Une simple caresse, douce et tout aussi significative.

« Ne me pleure pas… »

« Arrête… » Répliqua Minato d'une voix rauque.

« Écoute-moi s'il te plait. »

« Chérie, ne fais pas ça… »

« Je sais que cela peut te sembler cruel, mais je ne veux pas que tu vives dans le passé… » Fit-elle tout doucement.

« Tu me demandes l'impossible. » Se contenta-t-il de répondre.

« Je… je ne veux pas que tu sois seul. » Contra-t-elle.

« Je ne le serai pas. Naruto et Rina seront là ! »

« Dans ton cœur, il faut que tu laisses quelqu'un y prendre une place spéciale. » Continua-t-elle sans prêter attention à la réponse de son mari. « Un nouvel amour te rendra cette joie de vivre qui est en train de te quitter petit à petit. On a vécu des merveilleuses années, notre bonheur était quasi parfait, et le fait d'aimer de nouveau ne veut pas dire que tu vas m'oublier, car je sais que tu ne le feras jamais. » Conclut-elle dans un sourire.

« Tu m'en demandes trop… » Murmura Minato d'une voix chargée d'émotions.

« Je sais… »

« Je n'en serai pas capable, du moins pas avant des années… »

« Ca tu n'en sais rien, un coup de foudre cela ne se commande pas ou un passé qui renaît ne se programme pas. » Poursuivit-elle avec calme.
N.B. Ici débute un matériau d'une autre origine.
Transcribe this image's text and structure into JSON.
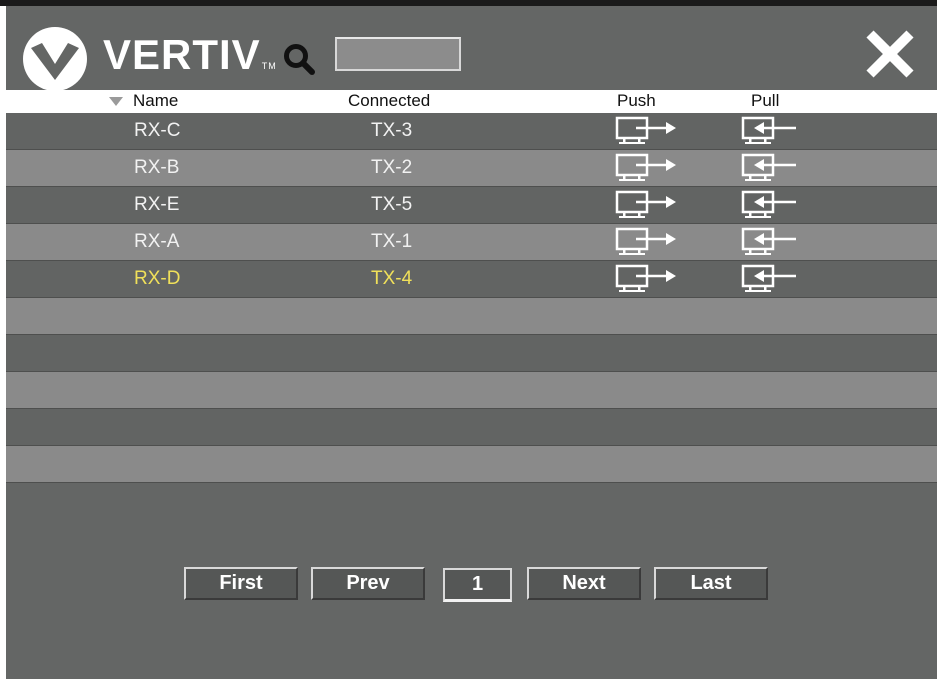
{
  "header": {
    "brand": "VERTIV",
    "trademark": "TM",
    "search": {
      "value": "",
      "placeholder": ""
    }
  },
  "table": {
    "columns": {
      "name": "Name",
      "connected": "Connected",
      "push": "Push",
      "pull": "Pull"
    },
    "sort": {
      "column": "name",
      "direction": "descending"
    },
    "rows": [
      {
        "name": "RX-C",
        "connected": "TX-3",
        "selected": false
      },
      {
        "name": "RX-B",
        "connected": "TX-2",
        "selected": false
      },
      {
        "name": "RX-E",
        "connected": "TX-5",
        "selected": false
      },
      {
        "name": "RX-A",
        "connected": "TX-1",
        "selected": false
      },
      {
        "name": "RX-D",
        "connected": "TX-4",
        "selected": true
      }
    ],
    "selected_color": "#f0e05a"
  },
  "pagination": {
    "first": "First",
    "prev": "Prev",
    "page": "1",
    "next": "Next",
    "last": "Last"
  },
  "icons": {
    "logo": "vertiv-logo-icon",
    "search": "search-icon",
    "close": "close-icon",
    "push": "push-monitor-icon",
    "pull": "pull-monitor-icon",
    "sort": "sort-down-icon"
  }
}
« Tu es cruelle… Laisse-moi le temps de te pleurer avant de songer à tout ça. » Rétorqua-t-il en serrant sa main.

« Promets-le-moi. C'est tout ce que je te demande… »

Se rendant compte que cette promesse lui était importante, Minato ne put faire autrement que de lui accorder.

« Tu n'arrêteras pas, hein ? » S'enquit-il dans un faible sourire.

« Tu me connais, je suis très têtue. » Fit-elle en lâchant un merveilleux rire. « Mais tu m'aimes pour ça aussi. »

« Oui je t'aime, infiniment. »

« Moi aussi, tellement que je veux te voir heureux après ma mo… »

« Arrête ! Je te le promets ! » Le coupa-t-il le cœur serré. « Ne parlons plus de ça. »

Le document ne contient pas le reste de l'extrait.